One of the major bottlenecks in the development of biosimilars is the need for good bioassays to create potency,
stability and neutralizing antibody (NAb) assays. Ideal bioassays need to reflect the clinical mechanism of action
(MOA) of the originator drug and should be simple, precise, reproducible and robust. In addition, serum/matrix
tolerance and sensitivity are extremely important factors in the development of quantitative NAb assays. Avastin
(bevacizumab), a 149 kDa humanized IgG1 monoclonal antibody that selectively binds and inhibits vascular endothelial growth factor A (VEGF-A), is a particularly challenging product for biosimilar assay development, as relevant functional readouts can be time-consuming and require handling of finicky HUVEC cells.

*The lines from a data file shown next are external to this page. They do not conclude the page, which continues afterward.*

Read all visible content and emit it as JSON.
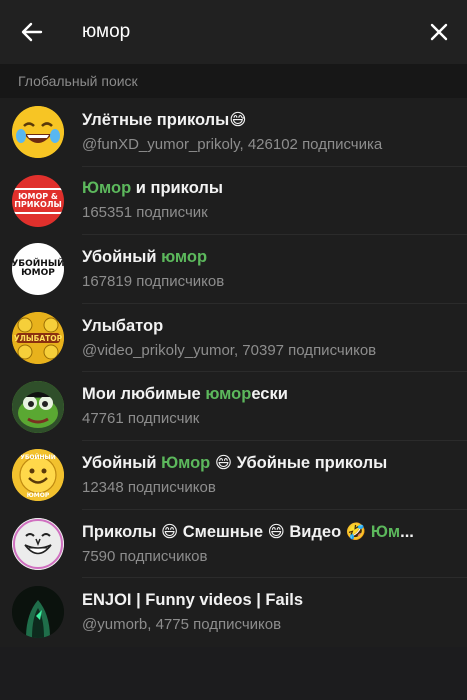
{
  "search": {
    "query": "юмор"
  },
  "section": {
    "title": "Глобальный поиск"
  },
  "results": [
    {
      "title_parts": [
        {
          "text": "Улётные приколы",
          "hl": false
        },
        {
          "text": "😅",
          "hl": false
        }
      ],
      "subtitle": "@funXD_yumor_prikoly, 426102 подписчика",
      "avatar": {
        "kind": "laughing-emoji-icon",
        "bg": "#f5c518"
      }
    },
    {
      "title_parts": [
        {
          "text": "Юмор",
          "hl": true
        },
        {
          "text": " и приколы",
          "hl": false
        }
      ],
      "subtitle": "165351 подписчик",
      "avatar": {
        "kind": "text-logo",
        "bg": "#e0302c",
        "text": "ЮМОР & ПРИКОЛЫ"
      }
    },
    {
      "title_parts": [
        {
          "text": "Убойный ",
          "hl": false
        },
        {
          "text": "юмор",
          "hl": true
        }
      ],
      "subtitle": "167819 подписчиков",
      "avatar": {
        "kind": "text-logo",
        "bg": "#ffffff",
        "text": "УБОЙНЫЙ ЮМОР"
      }
    },
    {
      "title_parts": [
        {
          "text": "Улыбатор",
          "hl": false
        }
      ],
      "subtitle": "@video_prikoly_yumor, 70397 подписчиков",
      "avatar": {
        "kind": "smileys-logo",
        "bg": "#e8b21c",
        "text": "УЛЫБАТОР"
      }
    },
    {
      "title_parts": [
        {
          "text": "Мои любимые ",
          "hl": false
        },
        {
          "text": "юмор",
          "hl": true
        },
        {
          "text": "ески",
          "hl": false
        }
      ],
      "subtitle": "47761 подписчик",
      "avatar": {
        "kind": "frog-icon",
        "bg": "#5aa832"
      }
    },
    {
      "title_parts": [
        {
          "text": "Убойный ",
          "hl": false
        },
        {
          "text": "Юмор",
          "hl": true
        },
        {
          "text": " 😄 Убойные приколы",
          "hl": false
        }
      ],
      "subtitle": "12348 подписчиков",
      "avatar": {
        "kind": "smiley-logo",
        "bg": "#f2c12e",
        "text": "УБОЙНЫЙ ЮМОР"
      }
    },
    {
      "title_parts": [
        {
          "text": "Приколы 😄 Смешные 😄 Видео 🤣 ",
          "hl": false
        },
        {
          "text": "Юм",
          "hl": true
        },
        {
          "text": "...",
          "hl": false
        }
      ],
      "subtitle": "7590 подписчиков",
      "avatar": {
        "kind": "meme-face-icon",
        "bg": "#e9e9e9"
      }
    },
    {
      "title_parts": [
        {
          "text": "ENJOI | Funny videos | Fails",
          "hl": false
        }
      ],
      "subtitle": "@yumorb, 4775 подписчиков",
      "avatar": {
        "kind": "hooded-figure-icon",
        "bg": "#0b120d"
      }
    }
  ],
  "colors": {
    "highlight": "#5cb85c",
    "background": "#1e1e1e",
    "topbar": "#212121",
    "section": "#171717"
  }
}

Here, we discuss the development and application of PathHunter® cell-based assays that rely on the native biology
of the VEGF receptor (VEGFR), thereby reflecting the clinical MOA of the originator drug. Specifically, the Avastin
assay quantifies VEGFR2 homodimerization upon binding of VEGF-A, which is blocked by addition of Avastin or
appropriate biosimilar molecules.
This assay is highly specific, robust and utilizes a homogenous mix-and-read protocol, facilitating rapid and reproducible quantitation of drug potency. The technology also enables accurate and sensitive detection of neutralizing antibodies even in high concentrations of human serum through a simple chemiluminescent output. The assays are developed in a convenient ready-to-use format that minimizes assay variability that may result from cell culture. The cell preparation, bioassay protocol and reagents have been optimized to provide superior bioassay performance with high reproducibility (<7% RSD).
“Avastin®” is a registered trademark of Genentech, Inc. (USA).